Test Date: November 10, 2025
Dataset: Complete BCI dataset (1718 sentence-phoneme pairs)
System: zeroentropy-rust v0.1.1
Successfully tested ZeroEntropy on the complete BCI dataset with 1718 phoneme-word pairs extracted from t15_copyTask.pkl.
| Metric | Value |
|---|---|
| Total dataset size | 1718 pairs |
| Documents indexed | 1718 (100%) |
| Test queries | 5 |
| Success rate (Top-5) | 40% (2/5) |
| Avg query time | 0.249s |
| Total processing time | 173.75s (~3 min) |
- Used Python script to parse
t15_copyTask.pkl - Extracted parallel lists:
cue_sentenceandcue_sentence_phonemes - Saved 1718 pairs to JSON format
- Phonemes in CMU/ARPAbet format with SIL (silence) markers
- Strategy 3 (Combined Text)
- Format:
"Phonemes: <phoneme_seq>\nSentence: <sentence>" - Enables bidirectional search (phonemes → words)

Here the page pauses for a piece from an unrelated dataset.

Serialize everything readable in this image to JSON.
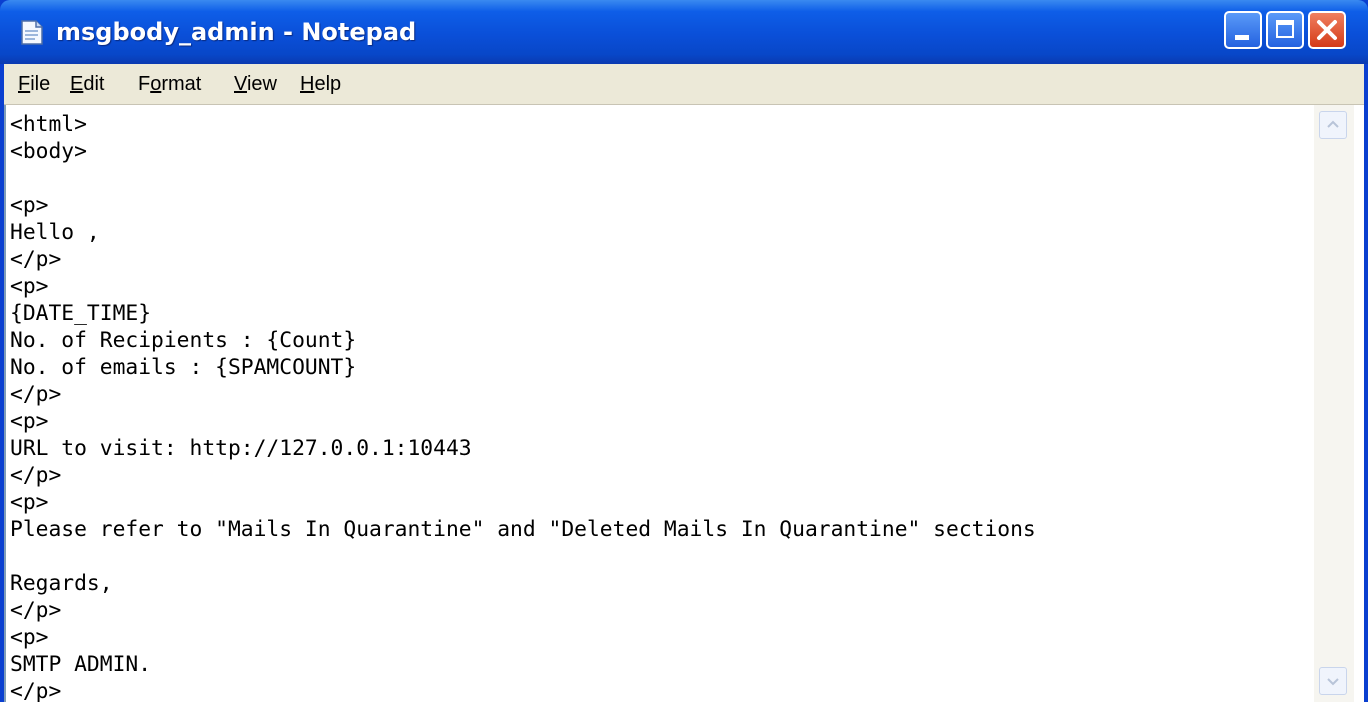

- 160.5 seconds to upload all 1718 documents
- Query with first 6 phonemes of target sentence
- Simulates partial BCI decoding scenario
- Retrieve top 5 results
- Check if target sentence is present
Target: "clean that up"
Phonemes: "K L IY N SIL DH" (6 tokens)
Result: FOUND at rank 1 (score: 0.5522)
Time: 0.307s
Status: SUCCESS
Target: "do you like that"
Phonemes: "D UW SIL Y UW SIL" (6 tokens)
Result: NOT FOUND in top 5
Time: 0.224s
Status: FAILURE
Top match was "do i" (similar phonemes but different sentence)
Target: "coming here"
Phonemes: "K AH M IH NG SIL" (6 tokens)
Result: FOUND at rank 1 (score: 0.5450)
Time: 0.279s
Status: SUCCESS
Target: "she came last june and watched a game in the sky dome"
Phonemes: "SH IY SIL K EY M" (6 tokens)
Result: NOT FOUND in top 5
Time: 0.186s
Status: FAILURE
Only queried first 6 phonemes of a 20+ phoneme sentence - insufficient signal
Target: "i think that is an excellent program"
Phonemes: "AY SIL TH IH NG K" (6 tokens)
Result: NOT FOUND in top 5
Time: 0.249s
Status: FAILURE
Top match "i think it is" was semantically very close but not exact
- Short sentences (3-4 words) have high success rate
- Distinctive phoneme patterns improve matching
- Rank 1 accuracy is good when successful (2/2 found at rank 1)
- Dataset scale: 1718 documents create high competition
- Short query length: Only 6 phonemes may be insufficient
- Phoneme ambiguity: Similar phoneme patterns exist
- Long sentences: 6 phonemes from 20+ phoneme sentence is too partial
| Metric | 100 docs | 1718 docs |
|---|---|---|
| Success rate | 100% (3/3) | 40% (2/5) |
| Avg rank when found | 1.7 | 1.0 |
| Avg query time | 0.241s | 0.249s |
| Upload time | 9s | 160s |
Insight: Success rate decreases significantly with dataset size due to increased competition and phoneme pattern overlap.
- Works well for small-scale exploration (< 200 documents)
- Acceptable for proof-of-concept demonstrations
- Use Strategy 3 (combined text) for flexibility
Current performance (40% Top-5) is insufficient for production. Recommend:
- Increase query length: Use 10-15 phonemes instead of 6
- Hybrid approach:
- ZeroEntropy for initial candidate retrieval (Top-50)
- Specialized phoneme aligner for final ranking (CTC, edit distance)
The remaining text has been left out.